Techno-economic study of CO 2 capture from natural gas based hydrogen plants

Abstract

Canadian oil sands are considered to be the second largest oil reserves in the world. However, the upgrading of bitumen from oil sands to synthetic crude oil (SCO) requires nearly ten times more hydrogen (H 2) than conventional crude oils. The current H 2 demand for oil sands operations is met mostly by steam reforming of natural gas (SMR). The future expansion of oil sands operations is likely to quadruple the demand of H 2 for oil sand operations in the next decade. This paper presents modified process schemes that capture CO 2 at minimum energy penalty in modern SMR plants. The approach is to simulate a base case H 2 plant without CO 2 capture and then look for the best operating conditions that minimize the energy penalty associated with CO 2 capture while maximizing H 2 production. The two CO 2 capture schemes evaluated in this study include a membrane separation process and the monoethanolamine (MEA) absorption process. A low energy penalty is observed when there is lower CO 2 production and higher steam production.
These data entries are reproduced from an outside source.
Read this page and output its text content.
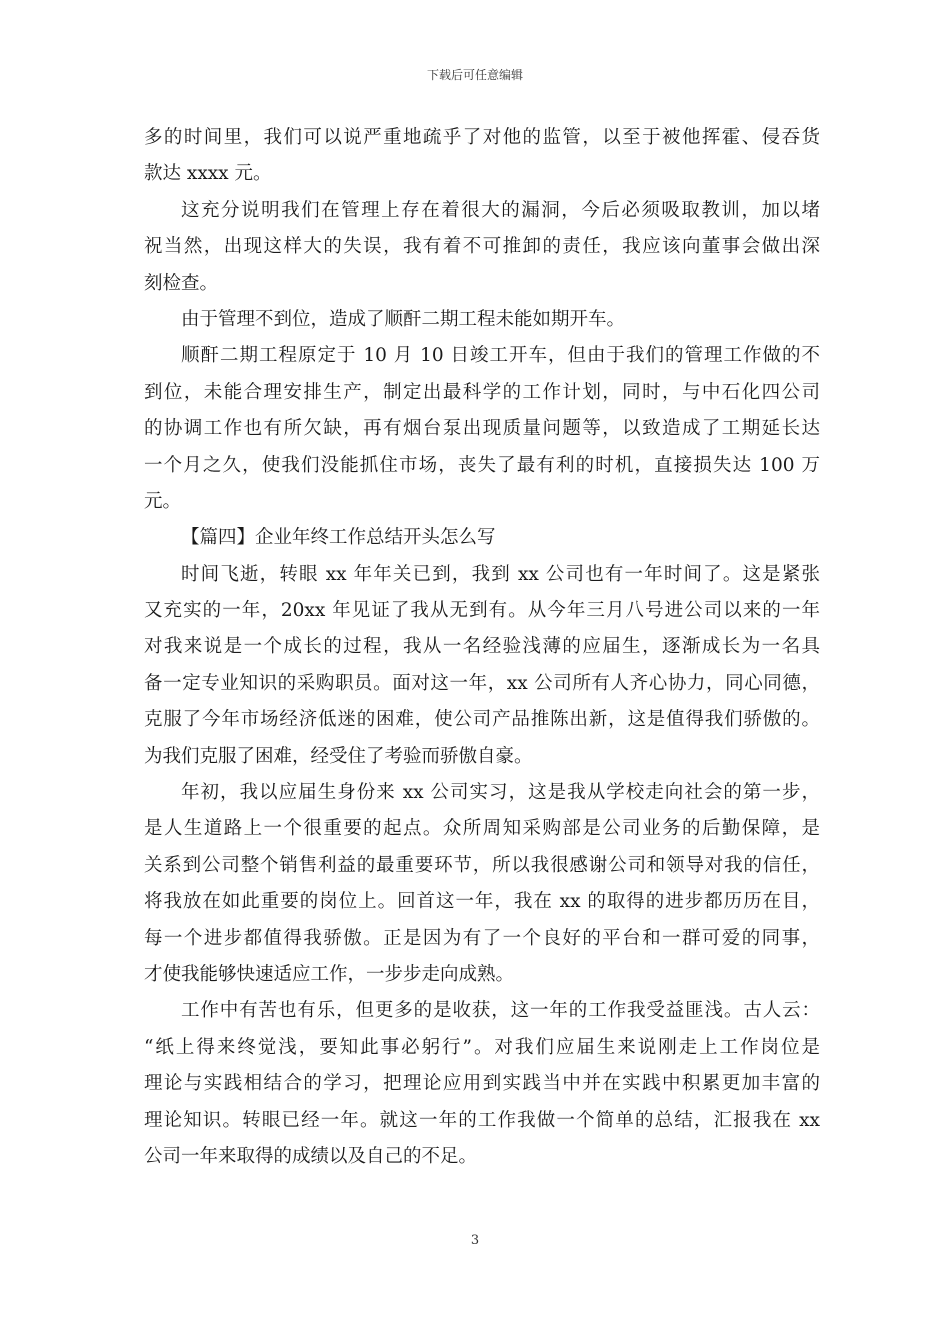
下载后可任意编辑
多的时间里，我们可以说严重地疏乎了对他的监管，以至于被他挥霍、侵吞货
款达 xxxx 元。
这充分说明我们在管理上存在着很大的漏洞，今后必须吸取教训，加以堵
祝当然，出现这样大的失误，我有着不可推卸的责任，我应该向董事会做出深
刻检查。
由于管理不到位，造成了顺酐二期工程未能如期开车。
顺酐二期工程原定于 10 月 10 日竣工开车，但由于我们的管理工作做的不
到位，未能合理安排生产，制定出最科学的工作计划，同时，与中石化四公司
的协调工作也有所欠缺，再有烟台泵出现质量问题等，以致造成了工期延长达
一个月之久，使我们没能抓住市场，丧失了最有利的时机，直接损失达 100 万
元。
【篇四】企业年终工作总结开头怎么写
时间飞逝，转眼 xx 年年关已到，我到 xx 公司也有一年时间了。这是紧张
又充实的一年，20xx 年见证了我从无到有。从今年三月八号进公司以来的一年
对我来说是一个成长的过程，我从一名经验浅薄的应届生，逐渐成长为一名具
备一定专业知识的采购职员。面对这一年，xx 公司所有人齐心协力，同心同德，
克服了今年市场经济低迷的困难，使公司产品推陈出新，这是值得我们骄傲的。
为我们克服了困难，经受住了考验而骄傲自豪。
年初，我以应届生身份来 xx 公司实习，这是我从学校走向社会的第一步，
是人生道路上一个很重要的起点。众所周知采购部是公司业务的后勤保障，是
关系到公司整个销售利益的最重要环节，所以我很感谢公司和领导对我的信任，
将我放在如此重要的岗位上。回首这一年，我在 xx 的取得的进步都历历在目，
每一个进步都值得我骄傲。正是因为有了一个良好的平台和一群可爱的同事，
才使我能够快速适应工作，一步步走向成熟。
工作中有苦也有乐，但更多的是收获，这一年的工作我受益匪浅。古人云：
“纸上得来终觉浅，要知此事必躬行”。对我们应届生来说刚走上工作岗位是
理论与实践相结合的学习，把理论应用到实践当中并在实践中积累更加丰富的
理论知识。转眼已经一年。就这一年的工作我做一个简单的总结，汇报我在 xx
公司一年来取得的成绩以及自己的不足。
3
The process simulation results show that the H 2 plant with CO 2 capture has to be operated at lower steam to carbon ratio (S/C), higher inlet temperature of the SMR and lower inlet temperatures for the water gas-shift (WGS) converters to attain lowest energy penalty. Also it is observed that both CO 2 capture processes, the membrane process and the MEA absorption process, are comparable in terms of energy penalty and CO 2 avoided when both are operated at conditions where lowest energy penalty exists.